Thursday, March 18, 2004
(9:10 PM) | Adam Kotsko:
UWC: Preparation
Although we should certainly feel free to continue discussing "Library of Babel," I think it's a good idea to start preparing for Derrida. In a nice coincidence, "Force of Law" is one of the assigned readings in my seminar on Derrida, and Prof. Jennings always gives us a list of supplementary readings and questions to help us better understand the reading. Here is a brief summary of the sheet he gave us this time:
Readings:
- Walter Benjamin, "Critique of Violence" in Reflections
- Franz Kafka, "Before the Law"
- Jacques Derrida, "Before the Law" in Acts of Literature
- Jacques Derrida, "Declarations of Independence" in Negotiations
Questions:
- Sort out the following relationships: law/justice; law/force; force/violence/power
- The question of aporia, the three examples of aporia. How is it related to the aporia of gift, hospitality, or forgiveness?
- What might it mean that justice, as opposed to law, is "undeconstructible"? Or that deconstruction is justice?

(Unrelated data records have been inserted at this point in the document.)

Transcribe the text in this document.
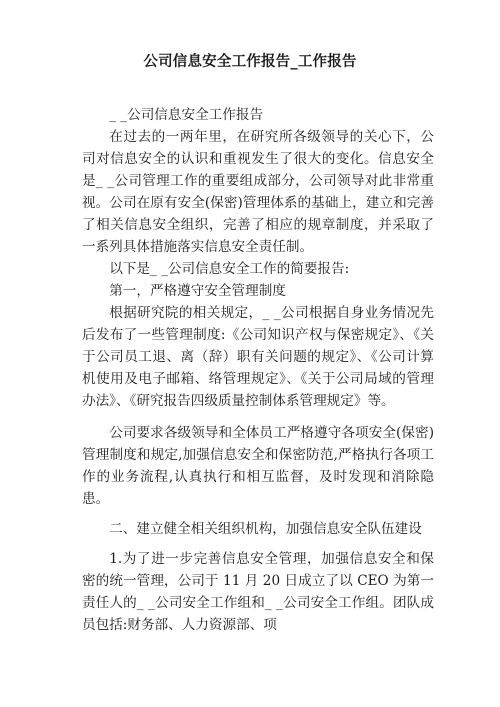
公司信息安全工作报告_工作报告

_ _公司信息安全工作报告

在过去的一两年里，在研究所各级领导的关心下，公司对信息安全的认识和重视发生了很大的变化。信息安全是_ _公司管理工作的重要组成部分，公司领导对此非常重视。公司在原有安全(保密)管理体系的基础上，建立和完善了相关信息安全组织，完善了相应的规章制度，并采取了一系列具体措施落实信息安全责任制。

以下是_ _公司信息安全工作的简要报告:

第一，严格遵守安全管理制度

根据研究院的相关规定，_ _公司根据自身业务情况先后发布了一些管理制度:《公司知识产权与保密规定》、《关于公司员工退、离（辞）职有关问题的规定》、《公司计算机使用及电子邮箱、络管理规定》、《关于公司局域的管理办法》、《研究报告四级质量控制体系管理规定》等。

公司要求各级领导和全体员工严格遵守各项安全(保密)管理制度和规定,加强信息安全和保密防范,严格执行各项工作的业务流程,认真执行和相互监督，及时发现和消除隐患。

二、建立健全相关组织机构，加强信息安全队伍建设

1.为了进一步完善信息安全管理，加强信息安全和保密的统一管理，公司于 11 月 20 日成立了以 CEO 为第一责任人的_ _公司安全工作组和_ _公司安全工作组。团队成员包括:财务部、人力资源部、项
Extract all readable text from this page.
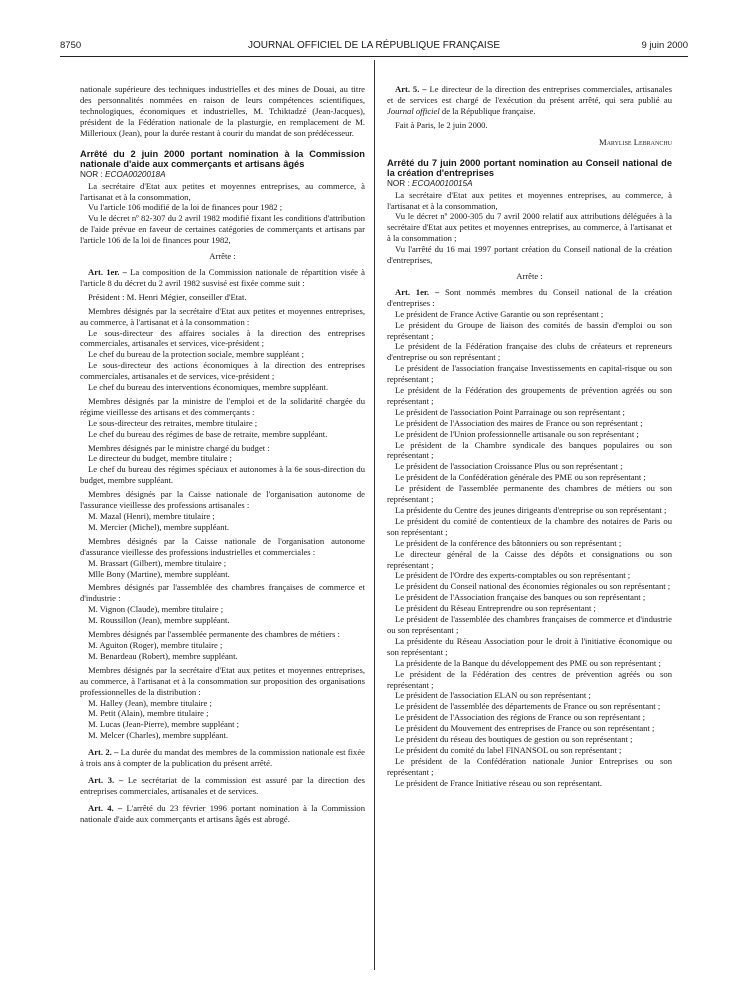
8750	JOURNAL OFFICIEL DE LA RÉPUBLIQUE FRANÇAISE	9 juin 2000

nationale supérieure des techniques industrielles et des mines de Douai, au titre des personnalités nommées en raison de leurs compétences scientifiques, technologiques, économiques et industrielles, M. Tchiktadzé (Jean-Jacques), président de la Fédération nationale de la plasturgie, en remplacement de M. Millerioux (Jean), pour la durée restant à courir du mandat de son prédécesseur.

Arrêté du 2 juin 2000 portant nomination à la Commission nationale d'aide aux commerçants et artisans âgés

NOR : ECOA0020018A

La secrétaire d'Etat aux petites et moyennes entreprises, au commerce, à l'artisanat et à la consommation,

Vu l'article 106 modifié de la loi de finances pour 1982 ;

Vu le décret nº 82-307 du 2 avril 1982 modifié fixant les conditions d'attribution de l'aide prévue en faveur de certaines catégories de commerçants et artisans par l'article 106 de la loi de finances pour 1982,

Arrête :

Art. 1er. – La composition de la Commission nationale de répartition visée à l'article 8 du décret du 2 avril 1982 susvisé est fixée comme suit :

Président : M. Henri Mégier, conseiller d'Etat.

Membres désignés par la secrétaire d'Etat aux petites et moyennes entreprises, au commerce, à l'artisanat et à la consommation :

Le sous-directeur des affaires sociales à la direction des entreprises commerciales, artisanales et services, vice-président ;

Le chef du bureau de la protection sociale, membre suppléant ;

Le sous-directeur des actions économiques à la direction des entreprises commerciales, artisanales et de services, vice-président ;

Le chef du bureau des interventions économiques, membre suppléant.

Membres désignés par la ministre de l'emploi et de la solidarité chargée du régime vieillesse des artisans et des commerçants :

Le sous-directeur des retraites, membre titulaire ;

Le chef du bureau des régimes de base de retraite, membre suppléant.

Membres désignés par le ministre chargé du budget :

Le directeur du budget, membre titulaire ;

Le chef du bureau des régimes spéciaux et autonomes à la 6e sous-direction du budget, membre suppléant.

Membres désignés par la Caisse nationale de l'organisation autonome de l'assurance vieillesse des professions artisanales :

M. Mazal (Henri), membre titulaire ;

M. Mercier (Michel), membre suppléant.

Membres désignés par la Caisse nationale de l'organisation autonome d'assurance vieillesse des professions industrielles et commerciales :

M. Brassart (Gilbert), membre titulaire ;

Mlle Bony (Martine), membre suppléant.

Membres désignés par l'assemblée des chambres françaises de commerce et d'industrie :

M. Vignon (Claude), membre titulaire ;

M. Roussillon (Jean), membre suppléant.

Membres désignés par l'assemblée permanente des chambres de métiers :

M. Aguiton (Roger), membre titulaire ;

M. Benardeau (Robert), membre suppléant.

Membres désignés par la secrétaire d'Etat aux petites et moyennes entreprises, au commerce, à l'artisanat et à la consommation sur proposition des organisations professionnelles de la distribution :

M. Halley (Jean), membre titulaire ;

M. Petit (Alain), membre titulaire ;

M. Lucas (Jean-Pierre), membre suppléant ;

M. Melcer (Charles), membre suppléant.

Art. 2. – La durée du mandat des membres de la commission nationale est fixée à trois ans à compter de la publication du présent arrêté.

Art. 3. – Le secrétariat de la commission est assuré par la direction des entreprises commerciales, artisanales et de services.

Art. 4. – L'arrêté du 23 février 1996 portant nomination à la Commission nationale d'aide aux commerçants et artisans âgés est abrogé.

Art. 5. – Le directeur de la direction des entreprises commerciales, artisanales et de services est chargé de l'exécution du présent arrêté, qui sera publié au Journal officiel de la République française.

Fait à Paris, le 2 juin 2000.

Marylise Lebranchu

Arrêté du 7 juin 2000 portant nomination au Conseil national de la création d'entreprises

NOR : ECOA0010015A

La secrétaire d'Etat aux petites et moyennes entreprises, au commerce, à l'artisanat et à la consommation,

Vu le décret nº 2000-305 du 7 avril 2000 relatif aux attributions déléguées à la secrétaire d'Etat aux petites et moyennes entreprises, au commerce, à l'artisanat et à la consommation ;

Vu l'arrêté du 16 mai 1997 portant création du Conseil national de la création d'entreprises,

Arrête :

Art. 1er. – Sont nommés membres du Conseil national de la création d'entreprises :

Le président de France Active Garantie ou son représentant ;

Le président du Groupe de liaison des comités de bassin d'emploi ou son représentant ;

Le président de la Fédération française des clubs de créateurs et repreneurs d'entreprise ou son représentant ;

Le président de l'association française Investissements en capital-risque ou son représentant ;

Le président de la Fédération des groupements de prévention agréés ou son représentant ;

Le président de l'association Point Parrainage ou son représentant ;

Le président de l'Association des maires de France ou son représentant ;

Le président de l'Union professionnelle artisanale ou son représentant ;

Le président de la Chambre syndicale des banques populaires ou son représentant ;

Le président de l'association Croissance Plus ou son représentant ;

Le président de la Confédération générale des PME ou son représentant ;

Le président de l'assemblée permanente des chambres de métiers ou son représentant ;

La présidente du Centre des jeunes dirigeants d'entreprise ou son représentant ;

Le président du comité de contentieux de la chambre des notaires de Paris ou son représentant ;

Le président de la conférence des bâtonniers ou son représentant ;

Le directeur général de la Caisse des dépôts et consignations ou son représentant ;

Le président de l'Ordre des experts-comptables ou son représentant ;

Le président du Conseil national des économies régionales ou son représentant ;

Le président de l'Association française des banques ou son représentant ;

Le président du Réseau Entreprendre ou son représentant ;

Le président de l'assemblée des chambres françaises de commerce et d'industrie ou son représentant ;

La présidente du Réseau Association pour le droit à l'initiative économique ou son représentant ;

La présidente de la Banque du développement des PME ou son représentant ;

Le président de la Fédération des centres de prévention agréés ou son représentant ;

Le président de l'association ELAN ou son représentant ;

Le président de l'assemblée des départements de France ou son représentant ;

Le président de l'Association des régions de France ou son représentant ;

Le président du Mouvement des entreprises de France ou son représentant ;

Le président du réseau des boutiques de gestion ou son représentant ;

Le président du comité du label FINANSOL ou son représentant ;

Le président de la Confédération nationale Junior Entreprises ou son représentant ;

Le président de France Initiative réseau ou son représentant.
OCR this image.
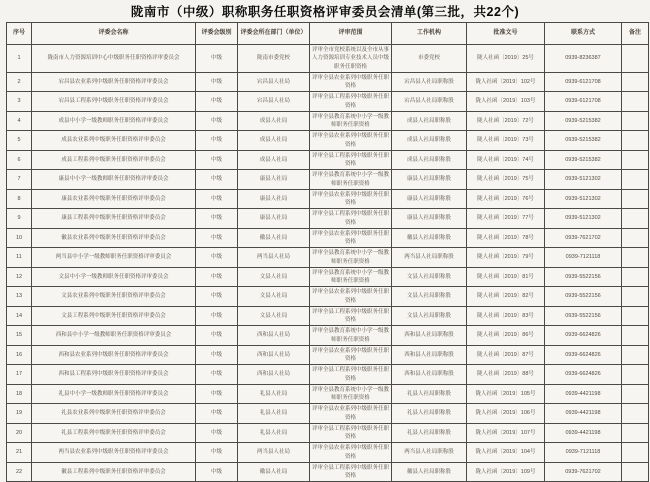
陇南市（中级）职称职务任职资格评审委员会清单(第三批，共22个)
序号	评委会名称	评委会级别	评委会所在部门（单位）	评审范围	工作机构	批准文号	联系方式	备注
1	陇南市人力资源培训中心中级职务任职资格评审委员会	中级	陇南市委党校	评审全市党校系统以及全市从事人力资源培训专业技术人员中级职务任职资格	市委党校	陇人社函〔2019〕25号	0939-8236387	
2	宕昌县农业系列中级职务任职资格评审委员会	中级	宕昌县人社局	评审全县农业系列中级职务任职资格	宕昌县人社局职称股	陇人社函〔2019〕102号	0939-6121708	
3	宕昌县工程系列中级职务任职资格评审委员会	中级	宕昌县人社局	评审全县工程系列中级职务任职资格	宕昌县人社局职称股	陇人社函〔2019〕103号	0939-6121708	
4	成县中小学一级教师职务任职资格评审委员会	中级	成县人社局	评审全县教育系统中小学一级教师职务任职资格	成县人社局职称股	陇人社函〔2019〕72号	0939-5215382	
5	成县农业系列中级职务任职资格评审委员会	中级	成县人社局	评审全县农业系列中级职务任职资格	成县人社局职称股	陇人社函〔2019〕73号	0939-5215382	
6	成县工程系列中级职务任职资格评审委员会	中级	成县人社局	评审全县工程系列中级职务任职资格	成县人社局职称股	陇人社函〔2019〕74号	0939-5215382	
7	康县中小学一级教师职务任职资格评审委员会	中级	康县人社局	评审全县教育系统中小学一级教师职务任职资格	康县人社局职称股	陇人社函〔2019〕75号	0939-5121302	
8	康县农业系列中级职务任职资格评审委员会	中级	康县人社局	评审全县农业系列中级职务任职资格	康县人社局职称股	陇人社函〔2019〕76号	0939-5121302	
9	康县工程系列中级职务任职资格评审委员会	中级	康县人社局	评审全县工程系列中级职务任职资格	康县人社局职称股	陇人社函〔2019〕77号	0939-5121302	
10	徽县农业系列中级职务任职资格评审委员会	中级	徽县人社局	评审全县农业系列中级职务任职资格	徽县人社局职称股	陇人社函〔2019〕78号	0939-7621702	
11	两当县中小学一级教师职务任职资格评审委员会	中级	两当县人社局	评审全县教育系统中小学一级教师职务任职资格	两当县人社局职称股	陇人社函〔2019〕79号	0939-7121118	
12	文县中小学一级教师职务任职资格评审委员会	中级	文县人社局	评审全县教育系统中小学一级教师职务任职资格	文县人社局职称股	陇人社函〔2019〕81号	0939-5522156	
13	文县农业系列中级职务任职资格评审委员会	中级	文县人社局	评审全县农业系列中级职务任职资格	文县人社局职称股	陇人社函〔2019〕82号	0939-5522156	
14	文县工程系列中级职务任职资格评审委员会	中级	文县人社局	评审全县工程系列中级职务任职资格	文县人社局职称股	陇人社函〔2019〕83号	0939-5522156	
15	西和县中小学一级教师职务任职资格评审委员会	中级	西和县人社局	评审全县教育系统中小学一级教师职务任职资格	西和县人社局职称股	陇人社函〔2019〕86号	0939-6624826	
16	西和县农业系列中级职务任职资格评审委员会	中级	西和县人社局	评审全县农业系列中级职务任职资格	西和县人社局职称股	陇人社函〔2019〕87号	0939-6624826	
17	西和县工程系列中级职务任职资格评审委员会	中级	西和县人社局	评审全县工程系列中级职务任职资格	西和县人社局职称股	陇人社函〔2019〕88号	0939-6624826	
18	礼县中小学一级教师职务任职资格评审委员会	中级	礼县人社局	评审全县教育系统中小学一级教师职务任职资格	礼县人社局职称股	陇人社函〔2019〕105号	0939-4421198	
19	礼县农业系列中级职务任职资格评审委员会	中级	礼县人社局	评审全县农业系列中级职务任职资格	礼县人社局职称股	陇人社函〔2019〕106号	0939-4421198	
20	礼县工程系列中级职务任职资格评审委员会	中级	礼县人社局	评审全县工程系列中级职务任职资格	礼县人社局职称股	陇人社函〔2019〕107号	0939-4421198	
21	两当县农业系列中级职务任职资格评审委员会	中级	两当县人社局	评审全县农业系列中级职务任职资格	两当县人社局职称股	陇人社函〔2019〕104号	0939-7121118	
22	徽县工程系列中级职务任职资格评审委员会	中级	徽县人社局	评审全县工程系列中级职务任职资格	徽县人社局职称股	陇人社函〔2019〕109号	0939-7621702	
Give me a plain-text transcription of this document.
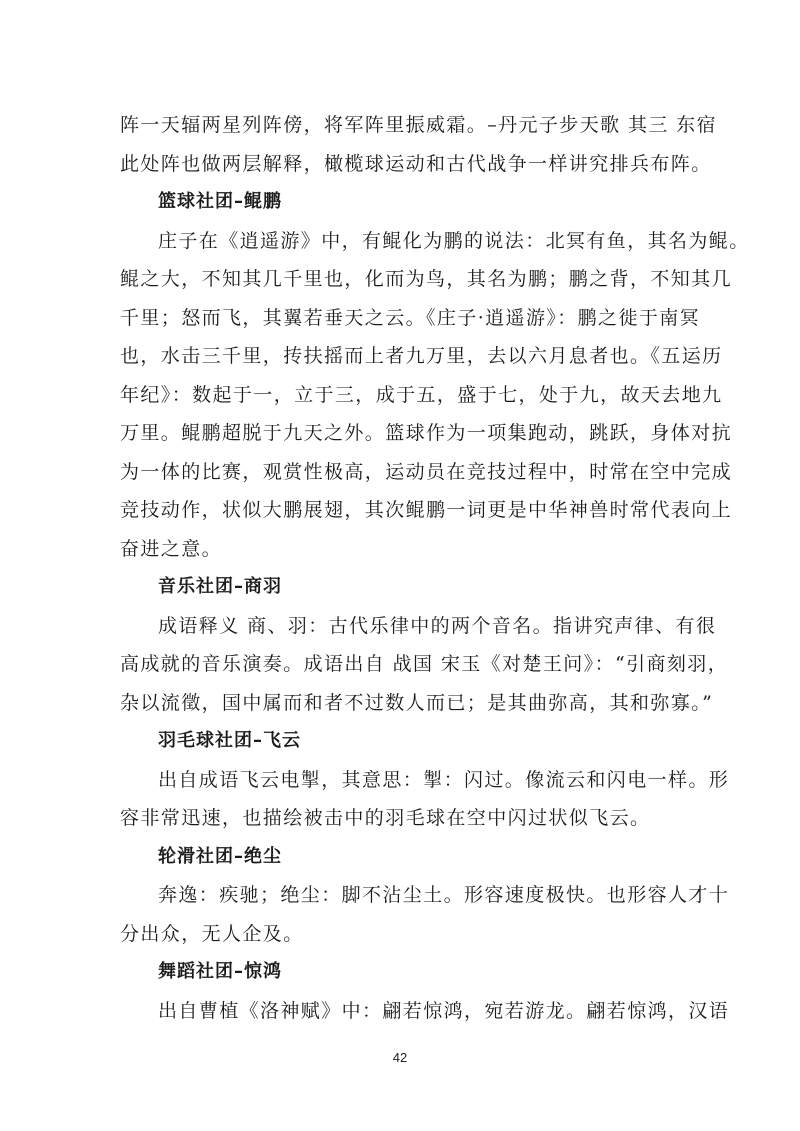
阵一天辐两星列阵傍，将军阵里振威霜。–丹元子步天歌 其三 东宿
此处阵也做两层解释，橄榄球运动和古代战争一样讲究排兵布阵。
篮球社团–鲲鹏
庄子在《逍遥游》中，有鲲化为鹏的说法：北冥有鱼，其名为鲲。
鲲之大，不知其几千里也，化而为鸟，其名为鹏；鹏之背，不知其几
千里；怒而飞，其翼若垂天之云。《庄子·逍遥游》：鹏之徙于南冥
也，水击三千里，抟扶摇而上者九万里，去以六月息者也。《五运历
年纪》：数起于一，立于三，成于五，盛于七，处于九，故天去地九
万里。鲲鹏超脱于九天之外。篮球作为一项集跑动，跳跃，身体对抗
为一体的比赛，观赏性极高，运动员在竞技过程中，时常在空中完成
竞技动作，状似大鹏展翅，其次鲲鹏一词更是中华神兽时常代表向上
奋进之意。
音乐社团–商羽
成语释义 商、羽：古代乐律中的两个音名。指讲究声律、有很
高成就的音乐演奏。成语出自 战国 宋玉《对楚王问》：“引商刻羽，
杂以流徵，国中属而和者不过数人而已；是其曲弥高，其和弥寡。”
羽毛球社团–飞云
出自成语飞云电掣，其意思：掣：闪过。像流云和闪电一样。形
容非常迅速，也描绘被击中的羽毛球在空中闪过状似飞云。
轮滑社团–绝尘
奔逸：疾驰；绝尘：脚不沾尘土。形容速度极快。也形容人才十
分出众，无人企及。
舞蹈社团–惊鸿
出自曹植《洛神赋》中：翩若惊鸿，宛若游龙。翩若惊鸿，汉语
42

- Why is discourse regarding justice necessarily "oblique"? What is the opposite of "oblique"? Are there good examples of what must be and what need not be "oblique"?
- Founding vs. preserving violence: instability of the distinction
- The role of the death penalty
- The importance of the "to come"
I might also recommend the text "Hostipitality" in Acts of Religion (the same collection in which we find "Force of Law") -- it brings together the later Derrida's themes of hospitality and forgiveness in some interesting ways.
Now I'm obviously not saying everyone has to read all the other stuff, or even that they necessarily should. I just thought that since I had some orientation materials at hand, the university without condition could benefit from them.